As far as what subjects the research center will be looking for, Denkinger said the study would prefer people who live in the county year-round or at least six months out of the year. There also would be a preference for people who have lived in the county and the surrounding area for at least two or three years. Aside from basic information, the study would gather vital medical information, such as height, weight, blood pressure and other data.

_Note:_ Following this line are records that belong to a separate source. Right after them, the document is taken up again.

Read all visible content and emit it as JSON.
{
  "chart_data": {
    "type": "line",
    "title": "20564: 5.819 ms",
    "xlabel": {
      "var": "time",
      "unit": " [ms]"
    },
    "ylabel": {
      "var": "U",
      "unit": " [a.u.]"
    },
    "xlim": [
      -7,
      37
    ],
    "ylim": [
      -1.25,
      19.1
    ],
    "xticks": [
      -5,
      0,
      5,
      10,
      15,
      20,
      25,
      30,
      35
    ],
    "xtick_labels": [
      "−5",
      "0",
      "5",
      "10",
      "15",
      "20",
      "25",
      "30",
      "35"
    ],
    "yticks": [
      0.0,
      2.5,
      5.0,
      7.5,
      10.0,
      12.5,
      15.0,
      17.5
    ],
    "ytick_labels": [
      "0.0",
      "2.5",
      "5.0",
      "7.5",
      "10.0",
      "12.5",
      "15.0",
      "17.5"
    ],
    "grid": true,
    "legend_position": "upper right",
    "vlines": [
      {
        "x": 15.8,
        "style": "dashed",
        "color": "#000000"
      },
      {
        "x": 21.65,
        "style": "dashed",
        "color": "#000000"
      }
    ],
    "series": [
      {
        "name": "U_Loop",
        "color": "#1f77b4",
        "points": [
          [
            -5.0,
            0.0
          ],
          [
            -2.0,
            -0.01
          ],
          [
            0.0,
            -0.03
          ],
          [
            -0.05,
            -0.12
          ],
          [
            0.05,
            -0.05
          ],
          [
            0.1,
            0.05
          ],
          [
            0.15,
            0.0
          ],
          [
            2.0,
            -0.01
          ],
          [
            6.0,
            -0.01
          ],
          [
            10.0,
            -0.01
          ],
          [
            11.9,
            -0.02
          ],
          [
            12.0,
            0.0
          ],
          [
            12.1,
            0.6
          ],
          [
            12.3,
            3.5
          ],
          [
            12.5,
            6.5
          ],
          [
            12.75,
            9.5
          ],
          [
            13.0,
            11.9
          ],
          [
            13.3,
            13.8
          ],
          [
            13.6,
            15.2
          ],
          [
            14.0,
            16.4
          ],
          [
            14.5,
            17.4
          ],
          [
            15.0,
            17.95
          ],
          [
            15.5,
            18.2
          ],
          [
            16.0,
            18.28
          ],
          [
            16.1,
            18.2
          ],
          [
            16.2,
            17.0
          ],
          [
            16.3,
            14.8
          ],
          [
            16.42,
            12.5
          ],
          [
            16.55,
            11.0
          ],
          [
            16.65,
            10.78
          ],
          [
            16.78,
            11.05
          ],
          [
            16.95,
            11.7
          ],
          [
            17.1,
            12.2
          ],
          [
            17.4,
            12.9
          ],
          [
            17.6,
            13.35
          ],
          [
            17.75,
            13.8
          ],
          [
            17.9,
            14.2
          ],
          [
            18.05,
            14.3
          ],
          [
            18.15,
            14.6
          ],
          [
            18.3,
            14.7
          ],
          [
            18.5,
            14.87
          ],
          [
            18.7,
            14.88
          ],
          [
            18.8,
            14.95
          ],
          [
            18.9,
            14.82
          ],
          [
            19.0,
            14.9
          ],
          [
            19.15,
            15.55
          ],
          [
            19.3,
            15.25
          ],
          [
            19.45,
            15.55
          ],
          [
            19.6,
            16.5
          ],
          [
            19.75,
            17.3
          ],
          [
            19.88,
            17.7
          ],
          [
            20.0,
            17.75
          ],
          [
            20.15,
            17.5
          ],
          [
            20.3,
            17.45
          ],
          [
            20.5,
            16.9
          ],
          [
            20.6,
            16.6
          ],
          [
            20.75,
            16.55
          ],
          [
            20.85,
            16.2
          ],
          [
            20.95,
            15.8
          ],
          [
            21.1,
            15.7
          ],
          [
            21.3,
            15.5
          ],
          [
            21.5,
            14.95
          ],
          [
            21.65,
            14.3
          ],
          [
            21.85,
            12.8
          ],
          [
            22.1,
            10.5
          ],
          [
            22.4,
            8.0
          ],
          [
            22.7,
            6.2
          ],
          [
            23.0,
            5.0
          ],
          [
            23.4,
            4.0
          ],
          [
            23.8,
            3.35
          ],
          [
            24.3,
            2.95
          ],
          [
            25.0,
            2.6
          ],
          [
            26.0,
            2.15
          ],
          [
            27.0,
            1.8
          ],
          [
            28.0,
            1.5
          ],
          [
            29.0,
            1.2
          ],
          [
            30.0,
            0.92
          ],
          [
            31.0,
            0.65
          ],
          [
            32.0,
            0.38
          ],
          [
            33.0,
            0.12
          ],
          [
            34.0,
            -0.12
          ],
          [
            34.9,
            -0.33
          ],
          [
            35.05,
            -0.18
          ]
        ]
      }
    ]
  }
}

Much of the funding for the research center has been taken care of through local fundraisers, and individual and organizational donations. The research center still is pursuing grants for funding and expects to receive more grants after the study launches and the knowledge gleaned from it leads to more interest and grant money in the future.
Ultimately, Denkinger said the research center wants the study to be the foundation for other research and studies that offshoot from it, similar to the Framingham heart study that has followed three generations of subjects in the town of Framingham, Massachusetts. He sees the Summit County community’s support for the study as an essential element in its success, citing as an example the community’s interest in the Summit Daily’s 2018 Longevity Project, which investigated why people live longer in the mountains.
“I and the (High Altitude Research Center) are really excited to really give back to the community by giving them information that can make them more healthy,” Denkinger said. “People here care about health and wellness issues, about what impact physiological and atmospheric conditions may have on their health. We are really fortunate to have great providers, great health care facilities, amazing patients and community members who are really interested in taking that data and incorporating it into healthier lifestyle.”